I always appreciate papers when they teach me something about methodology as well as about their particular research question. A lot of the papers that I really like that have done this have already been published (David McKenzie at the World Bank has a bunch of papers that fall into this category - and excellent blog posts as well.)

This week's WWP isn't particularly new, but is definitely both interesting and useful methodologically (and it is still a working paper!). Many readers of this blog (ha, as if this blog has many readers) have probably read this paper before, or at least skimmed it, or at least seen the talk. But if you haven't read it carefully, I urge you to go back and give it another look. Yes, I'm talking about Sol Hsiang and Amir Jina's hurricanes paper (the actual title is: The Causal Effect of Environmental Catastrophe on Long-Run Economic Growth: Evidence from 6,700 Cyclones). Aside from being interesting and cool (and having scarily large estimates), it also provides really clear discussions of how to do a bunch of things that applied microeconomists might want to know how to do.

It describes in a good bit of detail how to map environmental events to economic observations (don't miss the page-long footnote 13...). It also discusses how to estimate a distributed lag model, and then explains how to recover the cumulative effect from this model (something that I never saw in an econometrics class). It provides really clear visualizations of the main results (we should expect no less from Sol at this point). A lot of the methodological meat is also contained in the battery of robustness checks, including a randomization inference procedure, a variety of cuts of the data, more discussion of distributed lag and spatial lag models, modeling potential adaptation, etc etc etc. Finally, they do an interesting exercise where they use their model to simulate what growth would have looked like in the absence of cyclones, and (of course) do a climate projection - but also add a NPV calculation on top of it.

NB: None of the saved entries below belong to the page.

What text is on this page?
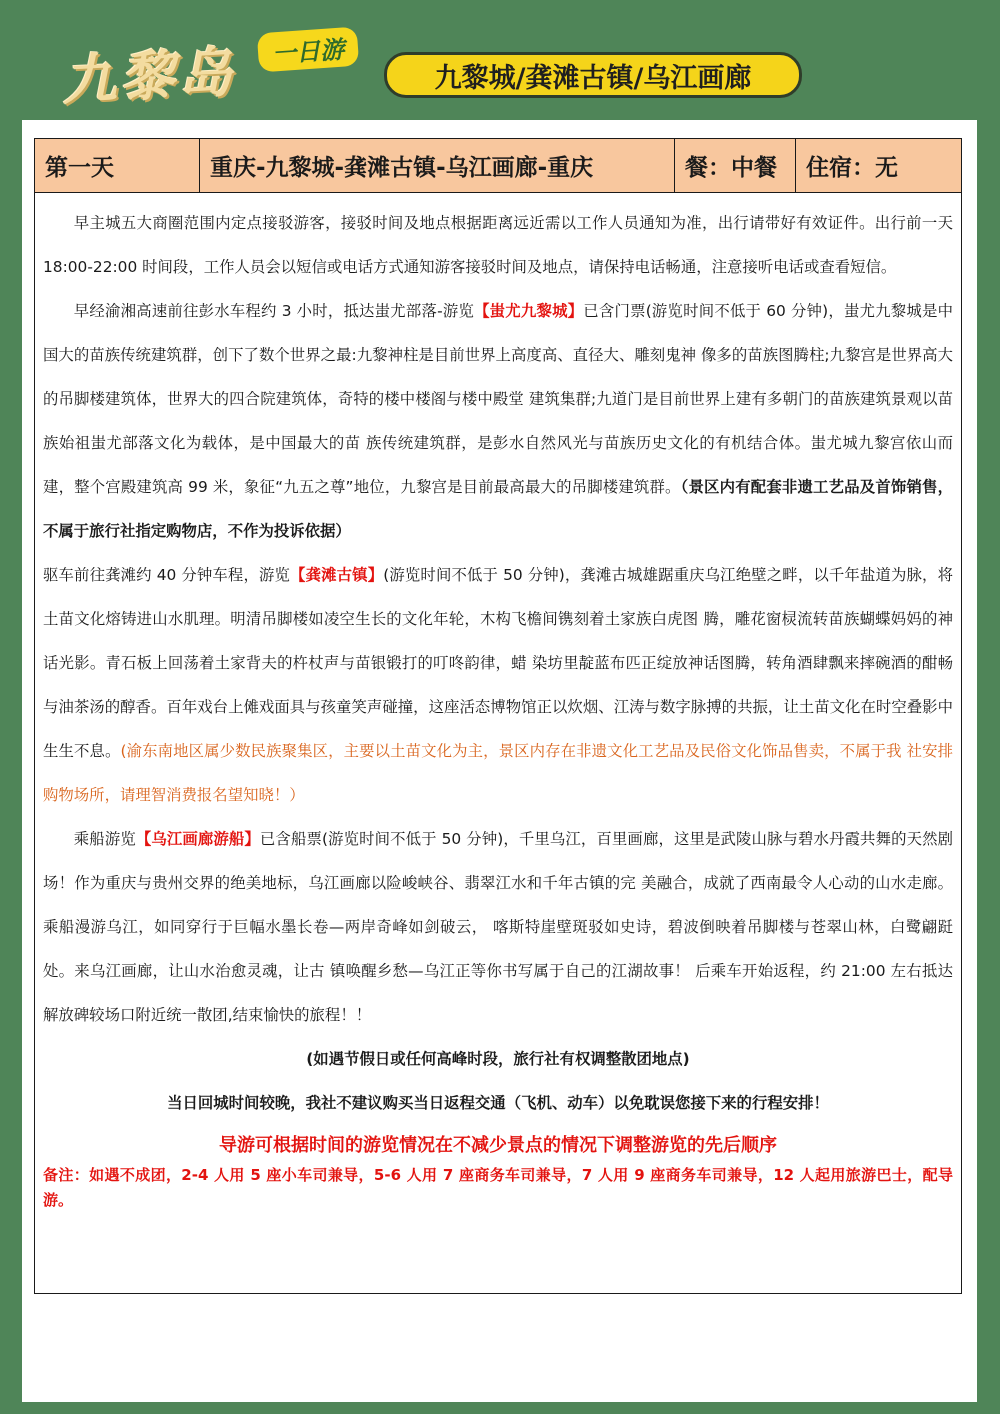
九黎岛	一日游
九黎城/龚滩古镇/乌江画廊
第一天	重庆-九黎城-龚滩古镇-乌江画廊-重庆	餐：中餐	住宿：无

早主城五大商圈范围内定点接驳游客，接驳时间及地点根据距离远近需以工作人员通知为准，出行请带好有效证件。出行前一天 18:00-22:00 时间段，工作人员会以短信或电话方式通知游客接驳时间及地点，请保持电话畅通，注意接听电话或查看短信。

早经渝湘高速前往彭水车程约 3 小时，抵达蚩尤部落-游览【蚩尤九黎城】已含门票(游览时间不低于 60 分钟)，蚩尤九黎城是中国大的苗族传统建筑群，创下了数个世界之最:九黎神柱是目前世界上高度高、直径大、雕刻鬼神 像多的苗族图腾柱;九黎宫是世界高大的吊脚楼建筑体，世界大的四合院建筑体，奇特的楼中楼阁与楼中殿堂 建筑集群;九道门是目前世界上建有多朝门的苗族建筑景观以苗族始祖蚩尤部落文化为载体，是中国最大的苗 族传统建筑群，是彭水自然风光与苗族历史文化的有机结合体。蚩尤城九黎宫依山而建，整个宫殿建筑高 99 米，象征“九五之尊”地位，九黎宫是目前最高最大的吊脚楼建筑群。（景区内有配套非遗工艺品及首饰销售，不属于旅行社指定购物店，不作为投诉依据）

驱车前往龚滩约 40 分钟车程，游览【龚滩古镇】(游览时间不低于 50 分钟)，龚滩古城雄踞重庆乌江绝壁之畔，以千年盐道为脉，将土苗文化熔铸进山水肌理。明清吊脚楼如凌空生长的文化年轮，木构飞檐间镌刻着土家族白虎图 腾，雕花窗棂流转苗族蝴蝶妈妈的神话光影。青石板上回荡着土家背夫的杵杖声与苗银锻打的叮咚韵律，蜡 染坊里靛蓝布匹正绽放神话图腾，转角酒肆飘来摔碗酒的酣畅与油茶汤的醇香。百年戏台上傩戏面具与孩童笑声碰撞，这座活态博物馆正以炊烟、江涛与数字脉搏的共振，让土苗文化在时空叠影中生生不息。(渝东南地区属少数民族聚集区，主要以土苗文化为主，景区内存在非遗文化工艺品及民俗文化饰品售卖，不属于我 社安排购物场所，请理智消费报名望知晓！）

乘船游览【乌江画廊游船】已含船票(游览时间不低于 50 分钟)，千里乌江，百里画廊，这里是武陵山脉与碧水丹霞共舞的天然剧场！作为重庆与贵州交界的绝美地标，乌江画廊以险峻峡谷、翡翠江水和千年古镇的完 美融合，成就了西南最令人心动的山水走廊。乘船漫游乌江，如同穿行于巨幅水墨长卷—两岸奇峰如剑破云， 喀斯特崖壁斑驳如史诗，碧波倒映着吊脚楼与苍翠山林，白鹭翩跹处。来乌江画廊，让山水治愈灵魂，让古 镇唤醒乡愁—乌江正等你书写属于自己的江湖故事！ 后乘车开始返程，约 21:00 左右抵达解放碑较场口附近统一散团,结束愉快的旅程！！

(如遇节假日或任何高峰时段，旅行社有权调整散团地点)

当日回城时间较晚，我社不建议购买当日返程交通（飞机、动车）以免耽误您接下来的行程安排！

导游可根据时间的游览情况在不减少景点的情况下调整游览的先后顺序

备注：如遇不成团，2-4 人用 5 座小车司兼导，5-6 人用 7 座商务车司兼导，7 人用 9 座商务车司兼导，12 人起用旅游巴士，配导游。
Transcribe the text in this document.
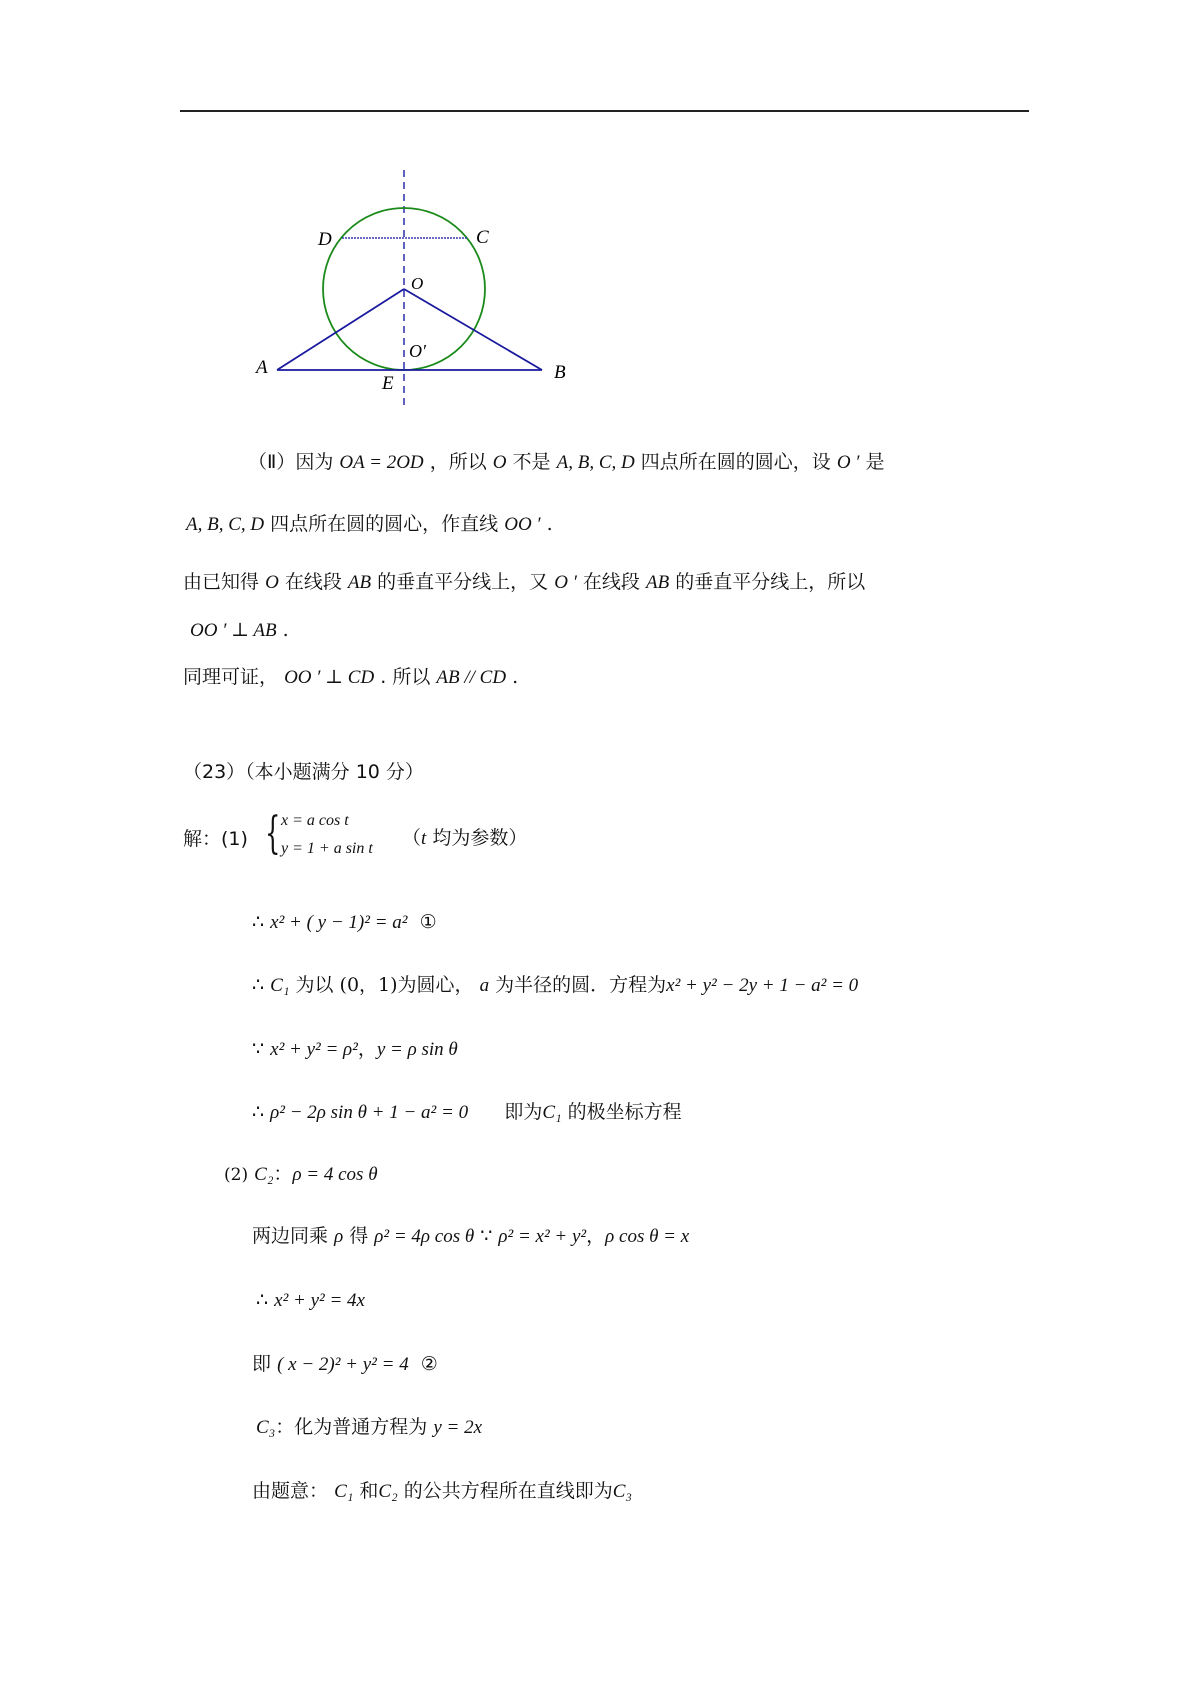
D	C
O
O′
A	B
E
（Ⅱ）因为 OA = 2OD ，所以 O 不是 A, B, C, D 四点所在圆的圆心，设 O ′ 是
A, B, C, D 四点所在圆的圆心，作直线 OO ′ .
由已知得 O 在线段 AB 的垂直平分线上，又 O ′ 在线段 AB 的垂直平分线上，所以
OO ′ ⊥ AB .
同理可证， OO ′ ⊥ CD . 所以 AB // CD .
（23）（本小题满分 10 分）
解：(1) { x = a cos t
y = 1 + a sin t （t 均为参数）
∴ x² + ( y − 1)² = a² ①
∴ C₁ 为以 (0，1)为圆心， a 为半径的圆．方程为x² + y² − 2y + 1 − a² = 0
∵ x² + y² = ρ²，y = ρ sin θ
∴ ρ² − 2ρ sin θ + 1 − a² = 0 即为C₁ 的极坐标方程
(2) C₂：ρ = 4 cos θ
两边同乘 ρ 得 ρ² = 4ρ cos θ ∵ ρ² = x² + y²，ρ cos θ = x
∴ x² + y² = 4x
即 ( x − 2)² + y² = 4 ②
C₃：化为普通方程为 y = 2x
由题意： C₁ 和C₂ 的公共方程所在直线即为C₃
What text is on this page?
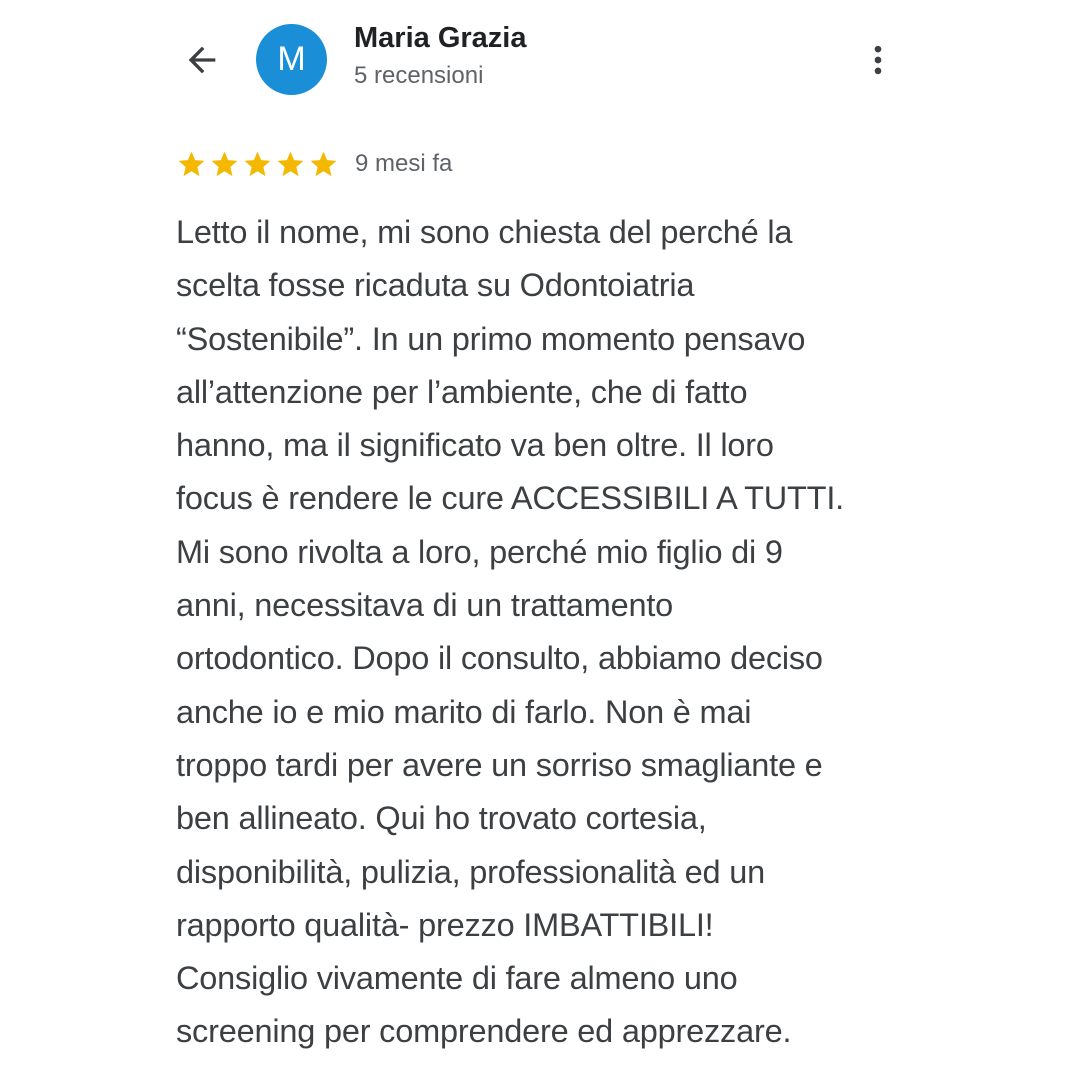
M
Maria Grazia
5 recensioni
9 mesi fa
Letto il nome, mi sono chiesta del perché la
scelta fosse ricaduta su Odontoiatria
“Sostenibile”. In un primo momento pensavo
all’attenzione per l’ambiente, che di fatto
hanno, ma il significato va ben oltre. Il loro
focus è rendere le cure ACCESSIBILI A TUTTI.
Mi sono rivolta a loro, perché mio figlio di 9
anni, necessitava di un trattamento
ortodontico. Dopo il consulto, abbiamo deciso
anche io e mio marito di farlo. Non è mai
troppo tardi per avere un sorriso smagliante e
ben allineato. Qui ho trovato cortesia,
disponibilità, pulizia, professionalità ed un
rapporto qualità- prezzo IMBATTIBILI!
Consiglio vivamente di fare almeno uno
screening per comprendere ed apprezzare.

All in all, I think I'll use this paper as a great reference for how to implement different techniques for a while - and I look forward to reading the eventual published version. I'll let the authors describe their results themselves. Their abstract:

“Does the environment have a causal effect on economic development? Using meteorological data, we reconstruct every country’s exposure to the universe of tropical cyclones during 1950-2008. We exploit random within-country year-to-year variation in cyclone strikes to identify the causal effect of environmental disasters on long-run growth. We compare each country’s growth rate to itself in the years immediately before and after exposure, accounting for the distribution of cyclones in preceding years. The data reject hypotheses that disasters stimulate growth or that short-run losses disappear following migrations or transfers of wealth. Instead, we find robust evidence that national incomes decline, relative to their pre-disaster trend, and do not recover within twenty years. Both rich and poor countries exhibit this response, with losses magnified in countries with less historical cyclone experience. Income losses arise from a small but persistent suppression of annual growth rates spread across the fifteen years following disaster, generating large and significant cumulative effects: a 90th percentile event reduces per capita incomes by 7.4% two decades later, effectively undoing 3.7 years of average development. The gradual nature of these losses render them inconspicuous to a casual observer, however simulations indicate that they have dramatic influence over the long-run development of countries that are endowed with regular or continuous exposure to disaster. Linking these results to projections of future cyclone activity, we estimate that under conservative discounting assumptions the present discounted cost of “business as usual” climate change is roughly $9.7 trillion larger than previously thought.”

Edited to add: This turned out to be especially timely due to the record number of hurricanes in the Pacific at the moment. (Luckily, none of them are threatening landfall as of August 31st.)